Dr. Kempner gehört jetzt zu den Hauptakteuren dieses Films, in dem er sich zu Erläuterungen vor der Kamera zu den Vorgängen nach 1915 bereit erklärt hatte. Außerdem kommen in dieser Dokumentation der ehemalige Reichsrüstungsminister Heinrich Speer und Dr. Egon Kubuschok zu Wort, der bei den Nürnberger Prozessen das Reichskabinett verteidigt hatte.

Der Drehbuchautor Dr. Karl-Heinz Janßen, Redakteur bei der Zeit, zum Sinn dieser neuen Dokumentation: "Wir haben das Thema aufgehängt an einem Zitat des US-Hauptanklägers Robert Jackson, der in seiner Eröffnungsrede erklärt hatte: Dieses Gesetz (zur Aburteilung von Kriegsverbrechern) wird hier zwar zunächst auf deutsche Angreifer angewandt, es schließt aber ein und muß, wenn es von Nutzen sein soll, den Angriff jeder Nation verdammen – nicht ausgenommen, die, die hier zu Gericht sitzen."

Nach dem Massaker amerikanischer Soldaten in dem vietnamesischen Dorf My Lai will man nun die Frage stellen: hatte sich damals in Nürnberg der Aufwand gelohnt, und welche Nachwirkungen sind heute noch erkennbar? Vor zwei Jahren hatte sich Dr. Robert Kempner bereits öffentlich für ein neues internationales Kriegsverbrecher-Tribunal in Nürnberg eingesetzt, das diesmal die in Vietnam begangenen Gräueltaten untersuchen sollte.

Dazu Günter Kunz, der Regisseur der neuen Dokumentation: "Nach My Lai liegt der Name Nürnberg wieder in der Luft. Auch ohne das 25jährige ‚Jubiläum' wäre eine solche Sendung fällig gewesen." Eine weitere Grundlage für diesen Streifen bildet ein Buch mit dem Titel "Nürnberg und Vietnam", das General Telford Taylor, US-Hauptankläger in den Nachfolge-Prozessen, geschrieben hat und das demnächst in der Bundesrepublik herauskommen wird.

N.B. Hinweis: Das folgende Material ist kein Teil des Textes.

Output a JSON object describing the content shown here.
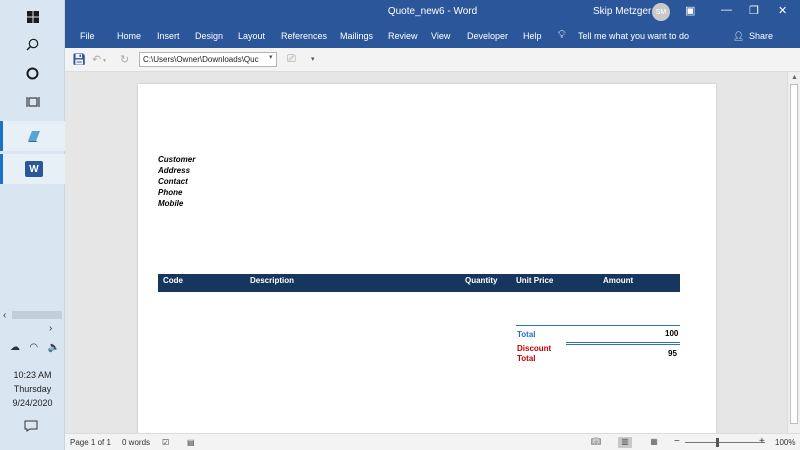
{
  "taskbar": {
    "icons": [
      "windows-icon",
      "search-icon",
      "cortana-icon",
      "task-view-icon",
      "pinned-app-icon",
      "word-icon"
    ],
    "clock": {
      "time": "10:23 AM",
      "day": "Thursday",
      "date": "9/24/2020"
    }
  },
  "window": {
    "title": "Quote_new6 - Word",
    "user_name": "Skip Metzger",
    "user_initials": "SM"
  },
  "ribbon": {
    "tabs": [
      "File",
      "Home",
      "Insert",
      "Design",
      "Layout",
      "References",
      "Mailings",
      "Review",
      "View",
      "Developer",
      "Help"
    ],
    "tell_me": "Tell me what you want to do",
    "share": "Share"
  },
  "qat": {
    "path": "C:\\Users\\Owner\\Downloads\\Quc"
  },
  "document": {
    "fields": [
      "Customer",
      "Address",
      "Contact",
      "Phone",
      "Mobile"
    ],
    "table_headers": [
      "Code",
      "Description",
      "Quantity",
      "Unit Price",
      "Amount"
    ],
    "total_label": "Total",
    "total_value": "100",
    "discount_label_line1": "Discount",
    "discount_label_line2": "Total",
    "discount_value": "95"
  },
  "status": {
    "page": "Page 1 of 1",
    "words": "0 words",
    "zoom_minus": "−",
    "zoom_plus": "+",
    "zoom": "100%"
  },
  "colors": {
    "word_blue": "#2b579a",
    "table_header": "#17365d",
    "total_blue": "#1f70c1",
    "discount_red": "#c00000"
  }
}
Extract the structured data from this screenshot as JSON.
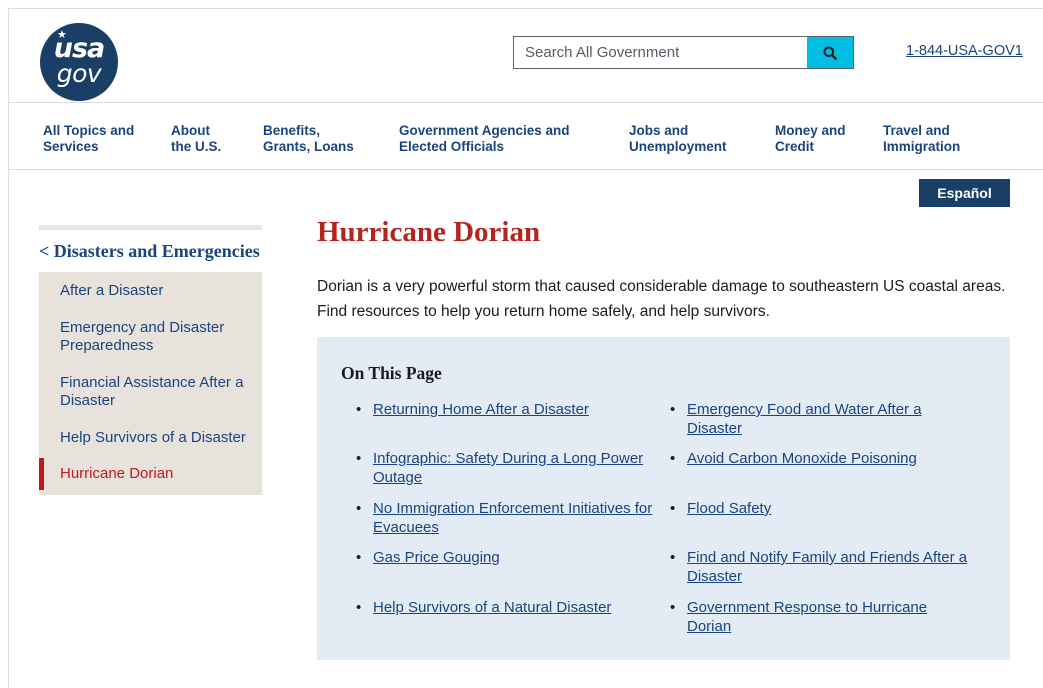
{
  "header": {
    "logo_line1": "usa",
    "logo_line2": "gov",
    "search_placeholder": "Search All Government",
    "phone": "1-844-USA-GOV1"
  },
  "nav": {
    "items": [
      {
        "label": "All Topics and Services"
      },
      {
        "label": "About the U.S."
      },
      {
        "label": "Benefits, Grants, Loans"
      },
      {
        "label": "Government Agencies and Elected Officials"
      },
      {
        "label": "Jobs and Unemployment"
      },
      {
        "label": "Money and Credit"
      },
      {
        "label": "Travel and Immigration"
      }
    ]
  },
  "language_button": "Español",
  "sidebar": {
    "parent": "< Disasters and Emergencies",
    "items": [
      {
        "label": "After a Disaster"
      },
      {
        "label": "Emergency and Disaster Preparedness"
      },
      {
        "label": "Financial Assistance After a Disaster"
      },
      {
        "label": "Help Survivors of a Disaster"
      },
      {
        "label": "Hurricane Dorian",
        "active": true
      }
    ]
  },
  "main": {
    "title": "Hurricane Dorian",
    "intro": "Dorian is a very powerful storm that caused considerable damage to southeastern US coastal areas. Find resources to help you return home safely, and help survivors.",
    "on_this_page": {
      "heading": "On This Page",
      "links": [
        {
          "label": "Returning Home After a Disaster"
        },
        {
          "label": "Emergency Food and Water After a Disaster"
        },
        {
          "label": "Infographic: Safety During a Long Power Outage"
        },
        {
          "label": "Avoid Carbon Monoxide Poisoning"
        },
        {
          "label": "No Immigration Enforcement Initiatives for Evacuees"
        },
        {
          "label": "Flood Safety"
        },
        {
          "label": "Gas Price Gouging"
        },
        {
          "label": "Find and Notify Family and Friends After a Disaster"
        },
        {
          "label": "Help Survivors of a Natural Disaster"
        },
        {
          "label": "Government Response to Hurricane Dorian"
        }
      ]
    }
  },
  "colors": {
    "brand_navy": "#1a3f66",
    "link_blue": "#1a4480",
    "title_red": "#b3261e",
    "search_button": "#00bde3",
    "panel_bg": "#e3ecf5",
    "sidebar_bg": "#e7e3dc"
  },
  "icons": {
    "search": "search-icon",
    "logo_star": "star-icon"
  }
}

In dieser Fernseh-Dokumentation, die am Abend des 1. Oktober über den Bildschirm gehen wird, soll auch bisher unveröffentlichtes Prozeßmaterial vorgestellt werden. Der Titel wird lauten: "Nürnberger Prozesse – Recht oder Rache". Am späteren Sündenfall der Siegermächte soll schließlich untersucht werden, inwieweit der Ausspruch Robert E. Jacksons heute noch Gültigkeit hat, der vor 25 Jahren Angriffskriege als schwerste Kriegsverbrechen nach angelsächsischem Recht bezeichnet hatte.

In einer Drehpause sprachen wir gestern mit Dr. Robert Kempner, dem niemand seine 71 Lebensjahre glaubt. Auf die Frage, wie er sich in diesen Räumen fühle, in denen er einst über die Besiegten auf der Anklägerbank der Sieger zu Gericht saß, meinte er: "Vier Jahre lang war dieser Saal für mich das Zuhause. Zuletzt leitete ich als Hauptankläger im Frühjahr 1949 den Diplomaten-Prozess."

Dann kritisierte er energisch den Teil der öffentlichen Meinung in Deutschland, der fordert: "Hört endlich auf, immer wieder längst vergangene Sachen aufzuwärmen." Dr. Kempner dazu: "Diese Ansicht ist mir als Juristen unverständlich. Wenn jemand beispielsweise erfahren würde, daß man den Mörder seiner Tochter jetzt, Jahrzehnte nach dem Verbrechen, gefaßt hätte, dann würde dieser Vater mit Recht auf einer Bestrafung bestehen. Ich unterstreiche das deshalb, weil es bisher viele große Kriegsverbrecher verstanden haben, sich als sogenannte Schreibtischtäter vor der Strafe zu drücken: die gleichen Männer, die dem Herrn Eichmann grünes Licht zur Judenvernichtung gegeben haben und zum Teil noch immer nicht geschnappt sind."